In music for TV, the solution is to not be a problem.
It's been a while since I stuck my head above the parapet. In fact since I last graced the pages of this esteemed top-shelf periodical, I've found out exactly how boring being a TV presenter can be, discovered the joys of early mornings as an all-speech breakfast presenter for BBC local radio (www.bbc.co.uk/threecounties) and continued with my quest to provide 30 seconds of tosh for the front and back of a variety of TV programmes. I also composed a film score — short form, which was not so much 'low budget' as 'no budget', and managed to bypass the 'straight to video' stigma by never even making it to the duplication plant, hence saving me the indignity of being found out. And no, I'm not going to reveal the movie title!
Anyway, it got me thinking about how we, as producers and composers, go about making a buck from our art. The fact is, unless you're one of the lucky ones who is happy just to make music for the fun of it, or one of the confused who thinks their art transcends commerce, we're primarily service providers for an increasingly expanding (but ever more impoverished) industry. To that end, our main aim is to make the customer satisfied.
After years of ligging at showbiz Christmas parties, chance meetings in gear shops and a few days in court, I've realised two truths about the music industry. Firstly, every successful operator reads Sound On Sound (from multi-millionaire lucky bastard to moderately successful genius) and secondly, cliché-ridden as it might sound, there really are only three steps to heaven.
1. Getting the job.
2. Doing the job.
3. Delivering the job.
Let's start in the centre of the action with 'doing the job'. This is where the vast majority of mistakes are made. The main one is thinking that composing and producing the music is the most important aspect of the procedure. It should be the easiest — in fact, it should take up hardly any of our nervous energy. Aren't we supposed to be adept at making music? Aren't there a zillion pieces of music out there for us to pillage and plunder? (What? You want to come up with something new, original, in your own unique style... you are joking, aren't you?) Aren't we all blessed with facilities at home which 10 years ago would've cost more than a pound a minute to use?
The reality is that the opportunities are out there for everyone to get a credit — now! Although, to look at the prospects purely in terms of commerce, if you were a plumber the average rates for a broadcast job would buy between five and 25 hours of your time, in total. Yet I doubt there's anyone who wouldn't spend at least 100 hours on their half-minute masterpiece.

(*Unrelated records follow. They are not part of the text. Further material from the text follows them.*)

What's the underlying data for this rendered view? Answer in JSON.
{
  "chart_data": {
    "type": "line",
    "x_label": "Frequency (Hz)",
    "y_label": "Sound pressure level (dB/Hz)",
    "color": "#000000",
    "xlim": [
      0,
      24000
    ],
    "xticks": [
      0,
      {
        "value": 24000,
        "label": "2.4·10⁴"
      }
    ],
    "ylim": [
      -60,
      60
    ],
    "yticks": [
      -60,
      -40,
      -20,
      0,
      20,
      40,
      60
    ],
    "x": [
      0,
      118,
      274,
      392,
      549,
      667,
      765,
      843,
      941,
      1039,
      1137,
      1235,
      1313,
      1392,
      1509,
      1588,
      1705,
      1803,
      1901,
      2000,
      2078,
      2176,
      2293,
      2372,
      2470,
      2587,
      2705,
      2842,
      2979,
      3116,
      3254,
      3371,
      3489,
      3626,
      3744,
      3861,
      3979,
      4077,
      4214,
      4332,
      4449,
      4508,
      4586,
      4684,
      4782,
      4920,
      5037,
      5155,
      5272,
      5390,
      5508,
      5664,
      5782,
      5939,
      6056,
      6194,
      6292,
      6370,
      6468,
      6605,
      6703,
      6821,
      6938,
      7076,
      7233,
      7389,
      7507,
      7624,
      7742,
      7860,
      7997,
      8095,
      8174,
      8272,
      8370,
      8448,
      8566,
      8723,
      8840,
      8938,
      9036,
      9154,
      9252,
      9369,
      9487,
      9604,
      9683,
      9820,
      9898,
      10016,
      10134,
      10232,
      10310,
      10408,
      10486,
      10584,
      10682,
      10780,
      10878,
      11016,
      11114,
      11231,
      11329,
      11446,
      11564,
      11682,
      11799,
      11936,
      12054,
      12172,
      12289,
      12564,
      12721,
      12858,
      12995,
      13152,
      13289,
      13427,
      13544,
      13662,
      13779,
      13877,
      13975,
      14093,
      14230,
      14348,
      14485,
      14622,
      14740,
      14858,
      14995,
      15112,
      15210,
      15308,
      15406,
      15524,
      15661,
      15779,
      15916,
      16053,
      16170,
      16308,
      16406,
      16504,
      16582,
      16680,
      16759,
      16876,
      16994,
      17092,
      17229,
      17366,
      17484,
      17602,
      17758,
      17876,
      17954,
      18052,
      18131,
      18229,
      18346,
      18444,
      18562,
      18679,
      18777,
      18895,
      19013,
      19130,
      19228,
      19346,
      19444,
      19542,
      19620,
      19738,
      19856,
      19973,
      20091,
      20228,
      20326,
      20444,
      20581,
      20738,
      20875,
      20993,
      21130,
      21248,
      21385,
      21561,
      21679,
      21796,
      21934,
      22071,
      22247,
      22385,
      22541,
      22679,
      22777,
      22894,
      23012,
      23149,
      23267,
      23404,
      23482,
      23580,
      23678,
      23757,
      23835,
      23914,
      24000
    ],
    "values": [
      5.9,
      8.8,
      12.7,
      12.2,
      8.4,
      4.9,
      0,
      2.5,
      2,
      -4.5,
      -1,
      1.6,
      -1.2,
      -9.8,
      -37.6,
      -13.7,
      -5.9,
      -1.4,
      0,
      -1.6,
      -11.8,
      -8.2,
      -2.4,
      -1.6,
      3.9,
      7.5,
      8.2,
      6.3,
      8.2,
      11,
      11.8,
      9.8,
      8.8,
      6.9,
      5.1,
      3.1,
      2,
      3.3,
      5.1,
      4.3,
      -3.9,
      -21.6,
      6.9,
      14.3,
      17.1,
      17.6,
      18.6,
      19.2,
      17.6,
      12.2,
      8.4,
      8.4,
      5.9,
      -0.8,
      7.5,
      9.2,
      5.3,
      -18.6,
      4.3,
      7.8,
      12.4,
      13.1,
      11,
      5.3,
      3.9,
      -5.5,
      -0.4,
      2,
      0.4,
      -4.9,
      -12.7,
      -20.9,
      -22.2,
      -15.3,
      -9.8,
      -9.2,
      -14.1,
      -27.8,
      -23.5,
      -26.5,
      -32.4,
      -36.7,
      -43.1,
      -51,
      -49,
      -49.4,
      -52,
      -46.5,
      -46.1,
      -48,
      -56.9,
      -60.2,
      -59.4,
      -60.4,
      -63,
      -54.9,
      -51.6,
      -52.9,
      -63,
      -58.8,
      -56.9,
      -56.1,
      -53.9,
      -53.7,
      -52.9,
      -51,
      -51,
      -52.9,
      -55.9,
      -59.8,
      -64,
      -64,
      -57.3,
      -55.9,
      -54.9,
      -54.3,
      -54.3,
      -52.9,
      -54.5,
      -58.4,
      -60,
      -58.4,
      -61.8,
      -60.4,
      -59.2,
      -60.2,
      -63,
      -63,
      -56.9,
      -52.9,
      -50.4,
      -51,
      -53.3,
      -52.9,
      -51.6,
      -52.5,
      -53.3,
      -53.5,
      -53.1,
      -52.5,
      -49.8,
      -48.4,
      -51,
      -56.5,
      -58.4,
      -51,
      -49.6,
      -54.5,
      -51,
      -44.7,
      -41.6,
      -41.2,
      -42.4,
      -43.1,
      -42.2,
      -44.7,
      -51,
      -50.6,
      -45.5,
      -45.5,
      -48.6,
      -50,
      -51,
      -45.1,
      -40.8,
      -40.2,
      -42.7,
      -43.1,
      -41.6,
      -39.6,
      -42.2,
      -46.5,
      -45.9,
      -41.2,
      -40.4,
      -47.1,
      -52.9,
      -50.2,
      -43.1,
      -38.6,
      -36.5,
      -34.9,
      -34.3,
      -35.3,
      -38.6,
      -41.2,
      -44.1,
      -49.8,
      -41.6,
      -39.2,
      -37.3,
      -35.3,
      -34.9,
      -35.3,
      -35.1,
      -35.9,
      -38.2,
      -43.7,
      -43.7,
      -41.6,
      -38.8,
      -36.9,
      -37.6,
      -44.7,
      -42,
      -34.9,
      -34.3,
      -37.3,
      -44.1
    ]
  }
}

Now the hardest part, and something that needs careful, if not meticulous consideration: delivering the job. This, in truth, is the only part of the process that matters. If they like it, they'll use it, which in turn means they pay you, which will hopefully lead to you getting more work.
So deliver your best, but do not hand over the CD you've spent the last five weeks working on with miserable tales of woe about the sync'ing problems you overcame, the latency issues overdubbing the real tambourine caused or the latest saga in your broadband nightmare. They don't care!
They want you to be a problem they don't have any more. So when you deliver the job, be cool, be confident and make yourself believe that the hackneyed old nonsense you managed to cobble together at the last minute (and delivering last-minute is the best option — less time for panic changes) is the greatest slab of programme-defining audio ecstasy known to human kind. They'll love you for it, and if they do want changes, it's obvious you must have delivered too early, sucker!
Here's a quick tip if you want to get work in the broadcast industry — when asked, regardless of the question, the answer is always yes! You're also incredibly busy, but you can just about fit this particular job in. And this is by far the most important thing to remember — let them do all the talking and agree with every word they say, regardless of how stupid, irrelevant and ill-informed it may be. Until you have established a rapport, you must appear to take everything they tell you on board. Of course, as soon as you leave the office, you'll be free to go home and rewrite the same old riff you've been struggling to master for years.
Now then, having read this far, I think it's time you went and got yourself your own job. How? What? Where? Maybe next time!
Big George is currently doing anything and everything he can to avoid getting a proper job. He has had his mid-life crisis (namely a Gretsch Nashville semi-acoustic) and is looking forward to senility kicking in to relieve him from the tedium of giving a toss.